Finely bound in scarlet crushed morocco gilt by Rivière in the 19th century and sold at £24,000, this was The xiii. Bukes of Eneados of the famose Poete Virgili Translated out of Latyne verses into Scottish metir… by Gawin, or Gavin Douglas, Bishop of Dunkel (c.1474-1522).
It is defined in the extended title as a work presented in Scottish form, though printed in London for William Copland – who is not named but whose device appears on the title.
Ezra Pound, a later admirer of Douglas, said that “…he gets more out of Virgil than any other translator”.
Bellmans had given the lot an estimate of £3000-5000. In December 2019 that same estimate had been placed on a copy in a 17th century calf gilt binding that was offered by Sotheby’s as part of the library of the Earls of Haddington. And that one went on to sell at £50,000.

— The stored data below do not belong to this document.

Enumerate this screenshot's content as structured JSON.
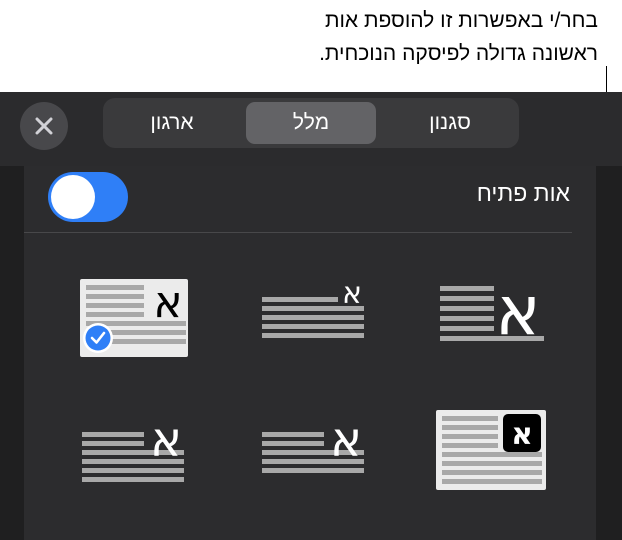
{
  "callout": {
    "line1": "בחר/י באפשרות זו להוספת אות",
    "line2": "ראשונה גדולה לפיסקה הנוכחית."
  },
  "toolbar": {
    "close_icon": "close-icon",
    "tabs": [
      {
        "label": "סגנון",
        "active": false
      },
      {
        "label": "מלל",
        "active": true
      },
      {
        "label": "ארגון",
        "active": false
      }
    ]
  },
  "drop_cap": {
    "label": "אות פתיח",
    "enabled": true,
    "accent_color": "#2f7ff7",
    "letter": "א",
    "selected_style": "boxed-corner",
    "styles": [
      {
        "id": "large-inline",
        "row": 1,
        "col": 1
      },
      {
        "id": "small-raised",
        "row": 1,
        "col": 2
      },
      {
        "id": "boxed-corner",
        "row": 1,
        "col": 3,
        "checked": true
      },
      {
        "id": "dark-box",
        "row": 2,
        "col": 1
      },
      {
        "id": "medium-inline-a",
        "row": 2,
        "col": 2
      },
      {
        "id": "medium-inline-b",
        "row": 2,
        "col": 3
      }
    ]
  }
}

The Sotheby’s catalogue had summed up the work’s significance with quotes from the Oxford Dictionary of National Biography: “In the early 1500s no major classical work had been translated into English, and Douglas’s Eneados was a pioneering work… [he] shared the values of the humanists: an antipathy to scholasticism, respect for classical authors, and a zeal for education.”
It continues: “He wished to communicate to his countrymen a knowledge of the Aeneid, and also to enrich his native ‘Scottis’ tongue with something of the ‘fouth’, or copiousness, of Latin.”
Further successes
Bellmans enjoyed a number of other successes in its Billingshurst, West Sussex, saleroom.
An illuminated manuscript on vellum, a Latin Bible thought most likely to have come from a Parisian workshop in the 13th or early 14th century, was expected to sell for £20,000-30,000, but after fierce bidding on the phones and internet, with some bidders occasionally trying to speed up the process by suggesting higher increments, it eventually sold at £86,000 to a European dealer.
A copy of the famous 1493 Liber Chronicarum of Hartmann Schedel, more familiarly known as the ‘Nuremburg Chronicle’, sold at £50,000 to a German collector.